Question

Discuss the continuity of the following functions:
(a) $f\left(x\right)=\sin x+\cos x$
(b) $f\left(x\right)=\sin x-\cos x$

Answer 1

(a) $f\left(x\right)=\sin x+\cos x$

Let $p\left(x\right)=\sin x$ & $q\left(x\right)=\cos x$

We know that $\sin x$ & $\cos x$ both continuous function

$\Rightarrow p\left(x\right)$ & $q\left(x\right)$ is continuous at all real number.

By Algebra of a continuous function

If $p\left(x\right)$ & $q\left(x\right)$ are continuous for all real numbers.

Then $f\left(x\right)=p\left(x\right)+q\left(x\right)$ is continuous for all real numbers.

$\therefore f\left(x\right)=\sin x+\cos x$ continuous for all real numbers.

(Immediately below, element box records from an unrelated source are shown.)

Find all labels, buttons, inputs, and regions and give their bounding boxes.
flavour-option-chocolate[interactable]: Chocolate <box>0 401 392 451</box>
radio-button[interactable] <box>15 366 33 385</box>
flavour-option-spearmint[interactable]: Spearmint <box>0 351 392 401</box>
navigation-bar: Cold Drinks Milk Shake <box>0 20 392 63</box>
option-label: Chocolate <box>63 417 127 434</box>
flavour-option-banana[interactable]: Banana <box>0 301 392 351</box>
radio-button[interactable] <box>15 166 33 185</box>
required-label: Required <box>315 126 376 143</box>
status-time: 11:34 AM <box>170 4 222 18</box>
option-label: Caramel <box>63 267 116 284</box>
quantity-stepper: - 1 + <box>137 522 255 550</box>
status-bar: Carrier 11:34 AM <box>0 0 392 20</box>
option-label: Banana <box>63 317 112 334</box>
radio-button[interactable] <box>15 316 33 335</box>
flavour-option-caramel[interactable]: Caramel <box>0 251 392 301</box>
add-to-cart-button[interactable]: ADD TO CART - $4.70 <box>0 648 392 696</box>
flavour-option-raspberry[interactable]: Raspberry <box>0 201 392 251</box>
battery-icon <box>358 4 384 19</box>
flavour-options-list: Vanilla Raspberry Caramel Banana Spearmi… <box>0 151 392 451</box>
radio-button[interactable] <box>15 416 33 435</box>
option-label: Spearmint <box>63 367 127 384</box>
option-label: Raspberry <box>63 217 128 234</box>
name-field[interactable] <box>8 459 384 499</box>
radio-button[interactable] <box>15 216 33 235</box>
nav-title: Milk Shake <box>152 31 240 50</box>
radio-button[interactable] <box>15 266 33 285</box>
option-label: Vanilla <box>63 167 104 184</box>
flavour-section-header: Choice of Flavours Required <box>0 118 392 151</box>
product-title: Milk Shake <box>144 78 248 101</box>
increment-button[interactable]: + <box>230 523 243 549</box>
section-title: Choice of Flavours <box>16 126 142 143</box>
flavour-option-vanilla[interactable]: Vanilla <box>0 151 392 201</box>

(b) $f\left(x\right)=\sin x-\cos x$

Let $p\left(x\right)=\sin x$ & $q\left(x\right)=\cos x$

We know that $\sin x$ & $\cos x$ both continuous function.

$\Rightarrow p\left(x\right)$ & $q\left(x\right)$ is continuous at all real numbers.

By Algebra of continuous function

If $p\left(x\right)$ & $q\left(x\right)$ are continuous for all real numbers.

Then $f\left(x\right)=p\left(x\right)-q\left(x\right)$ is continuous for all real numbers.

$\therefore f\left(x\right)=\sin x-\cos x$ is continuous for all real numbers.